Just look at the monstrous burdens women are hauling – luggage-sized sacks covered in weapons-grade hardware. Is it a subconscious form of emergency preparedness? Are they packing a year’s supply of jerky and vitamins in an all-weather tent?

Shocking preliminary anecdotal evidence shows that many have no idea what they’ve got in their purses. “I hate these big purses where you have to root around,” the woman in front of me complained to the cashier as the lineup lengthened behind her.

Who made her carry this big purse she hates? Why not go all the way and fill up a shopping cart to push around? Maybe this big-bag trend is like the droopy-drawered boys taking their unfortunate style from prisoners. Fashion has absorbed the look from the street, from homeless people who carry everything they own because they have no choice.

I’ve heard tell that a purse can represent a sense of security. Flimsier sources of confidence can be found in the macro economy. I had trouble believing there was any surprise at the fall of two U.S. financial institutions with the solid names of Fannie Mae and Freddie Mac. They sound like your ol’ aunt and uncle or chicken franchises. Was that how they operated?

“I’ll have an order of wings – oh yeah, and a mortgage.”

Of course, the U.S. bailouts went to the lenders, not to the poor chumps who didn’t realize that their only function is to assist in the corporate privatization of public funds.

The whole world is being sucked into the brutal vortex created by speculators and hoarders. Many lucky Canadians are busy puffing portfolios for their glorious post-employment lives as full-time consumers.
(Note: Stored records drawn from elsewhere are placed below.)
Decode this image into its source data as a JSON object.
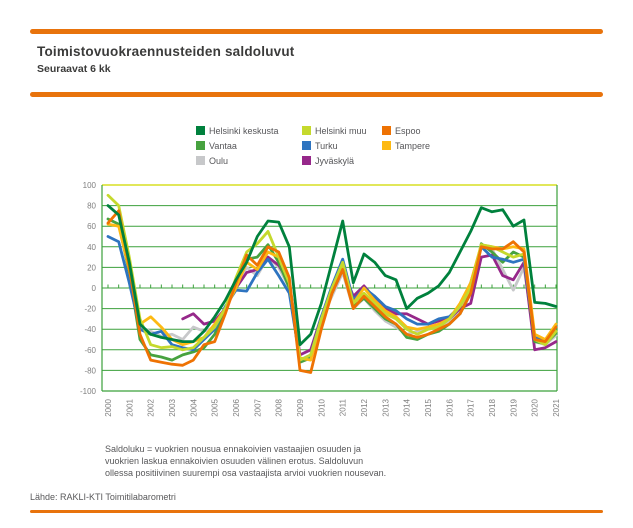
{
  "header": {
    "title": "Toimistovuokraennusteiden saldoluvut",
    "subtitle": "Seuraavat 6 kk"
  },
  "caption": "Saldoluku = vuokrien nousua ennakoivien vastaajien osuuden ja\nvuokrien laskua ennakoivien osuuden välinen erotus. Saldoluvun\nollessa positiivinen suurempi osa vastaajista arvioi vuokrien nousevan.",
  "source": "Lähde: RAKLI-KTI Toimitilabarometri",
  "colors": {
    "accent_orange": "#E8730C",
    "text_dark": "#3B3B3A",
    "text_gray": "#58585A"
  },
  "chart_data": {
    "type": "line",
    "title": "Toimistovuokraennusteiden saldoluvut",
    "subtitle": "Seuraavat 6 kk",
    "xlabel": "",
    "ylabel": "",
    "ylim": [
      -100,
      100
    ],
    "ytick_step": 20,
    "yticks": [
      100,
      80,
      60,
      40,
      20,
      0,
      -20,
      -40,
      -60,
      -80,
      -100
    ],
    "x_tick_labels": [
      "2000",
      "2001",
      "2002",
      "2003",
      "2004",
      "2005",
      "2006",
      "2007",
      "2008",
      "2009",
      "2010",
      "2011",
      "2012",
      "2013",
      "2014",
      "2015",
      "2016",
      "2017",
      "2018",
      "2019",
      "2020",
      "2021"
    ],
    "x_resolution": "semiannual",
    "grid": true,
    "grid_color": "#3BA13B",
    "top_border_color": "#D7DF23",
    "axis_label_color": "#7F7F7F",
    "legend_position": "top",
    "series": [
      {
        "name": "Helsinki keskusta",
        "color": "#00813D",
        "values": [
          80,
          71,
          25,
          -35,
          -45,
          -48,
          -50,
          -52,
          -52,
          -42,
          -28,
          -12,
          8,
          25,
          50,
          65,
          64,
          40,
          -55,
          -45,
          -15,
          25,
          65,
          5,
          33,
          25,
          12,
          8,
          -20,
          -10,
          -5,
          2,
          15,
          35,
          55,
          78,
          74,
          76,
          60,
          66,
          -14,
          -15,
          -18
        ]
      },
      {
        "name": "Helsinki muu",
        "color": "#C5D92D",
        "values": [
          90,
          80,
          30,
          -30,
          -55,
          -58,
          -57,
          -60,
          -58,
          -48,
          -38,
          -20,
          10,
          35,
          43,
          55,
          30,
          5,
          -70,
          -65,
          -30,
          0,
          25,
          -15,
          -5,
          -15,
          -25,
          -30,
          -40,
          -45,
          -40,
          -38,
          -30,
          -18,
          0,
          42,
          40,
          35,
          30,
          33,
          -50,
          -55,
          -42
        ]
      },
      {
        "name": "Espoo",
        "color": "#EE7203",
        "values": [
          63,
          75,
          20,
          -45,
          -70,
          -72,
          -74,
          -75,
          -70,
          -55,
          -52,
          -25,
          5,
          32,
          22,
          40,
          35,
          10,
          -80,
          -82,
          -40,
          -5,
          18,
          -20,
          -8,
          -18,
          -28,
          -35,
          -45,
          -48,
          -45,
          -40,
          -35,
          -25,
          -5,
          40,
          38,
          38,
          45,
          35,
          -50,
          -52,
          -38
        ]
      },
      {
        "name": "Vantaa",
        "color": "#47A23F",
        "values": [
          67,
          62,
          15,
          -50,
          -65,
          -67,
          -70,
          -65,
          -62,
          -58,
          -45,
          -22,
          8,
          28,
          30,
          42,
          25,
          0,
          -72,
          -68,
          -35,
          -2,
          22,
          -18,
          -10,
          -20,
          -30,
          -35,
          -48,
          -50,
          -45,
          -42,
          -35,
          -25,
          -5,
          43,
          35,
          25,
          35,
          30,
          -52,
          -54,
          -44
        ]
      },
      {
        "name": "Turku",
        "color": "#2E74C0",
        "values": [
          50,
          45,
          5,
          -40,
          -45,
          -42,
          -55,
          -58,
          -60,
          -50,
          -40,
          -18,
          -2,
          -3,
          15,
          28,
          12,
          -5,
          -70,
          -65,
          -28,
          2,
          28,
          -12,
          0,
          -8,
          -18,
          -22,
          -30,
          -35,
          -35,
          -30,
          -28,
          -18,
          5,
          40,
          30,
          28,
          25,
          28,
          -48,
          -52,
          -37
        ]
      },
      {
        "name": "Tampere",
        "color": "#FDB913",
        "values": [
          62,
          60,
          18,
          -35,
          -28,
          -38,
          -50,
          -55,
          -52,
          -48,
          -35,
          -20,
          0,
          25,
          18,
          35,
          30,
          5,
          -68,
          -70,
          -32,
          -5,
          20,
          -15,
          0,
          -12,
          -22,
          -28,
          -38,
          -40,
          -38,
          -35,
          -30,
          -15,
          5,
          42,
          40,
          38,
          40,
          38,
          -45,
          -50,
          -35
        ]
      },
      {
        "name": "Oulu",
        "color": "#C7C8CA",
        "values": [
          null,
          null,
          null,
          -38,
          -42,
          -47,
          -45,
          -50,
          -38,
          -42,
          -38,
          -20,
          2,
          20,
          12,
          30,
          20,
          0,
          -72,
          -68,
          -30,
          -8,
          15,
          -20,
          -10,
          -22,
          -32,
          -38,
          -45,
          -42,
          -40,
          -38,
          -32,
          -22,
          -5,
          40,
          38,
          18,
          -2,
          20,
          -52,
          -55,
          -46
        ]
      },
      {
        "name": "Jyväskylä",
        "color": "#96288A",
        "values": [
          null,
          null,
          null,
          null,
          null,
          null,
          null,
          -30,
          -25,
          -35,
          -32,
          -20,
          0,
          15,
          18,
          30,
          22,
          5,
          -65,
          -60,
          -28,
          -5,
          18,
          -8,
          2,
          -10,
          -20,
          -25,
          -25,
          -30,
          -35,
          -32,
          -30,
          -20,
          -15,
          30,
          32,
          12,
          8,
          25,
          -60,
          -58,
          -52
        ]
      }
    ],
    "draw_order": [
      6,
      7,
      3,
      4,
      5,
      1,
      2,
      0
    ]
  }
}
Planning is equated with superior intelligence.

It makes about as much sense as carrying a purse full of junk you could do without.

Planned lives are smashed by swipes of fate all the time. Economic blows are predictable in a ridiculous, rigged, artificial system. Wanting to hang onto something material is a common human response.

I myself am paying the price of trusting in my own industrious plan that saw me spend six months building, stitch by stitch, a dress that I could live in.

I carefully folded it away for the summer in a suitcase swabbed in cedar oil. I got those pheromone traps that pulled in clothing moths from the whole neighbourhood. First crisp fall day, I opened the suitcase, put on the dress and touched a bit of fluff that opened into big holes chewed right in the front.

Now the dress I was depending on is ruined by lumpy scars. Still, I’m cooking an old blouse in a pot of bright curry to go with it.

Gotta hang onto the clothes on my back. Especially now that my Third World symbol of wealth, my gold tooth, has been lost to ever-dependable chaos.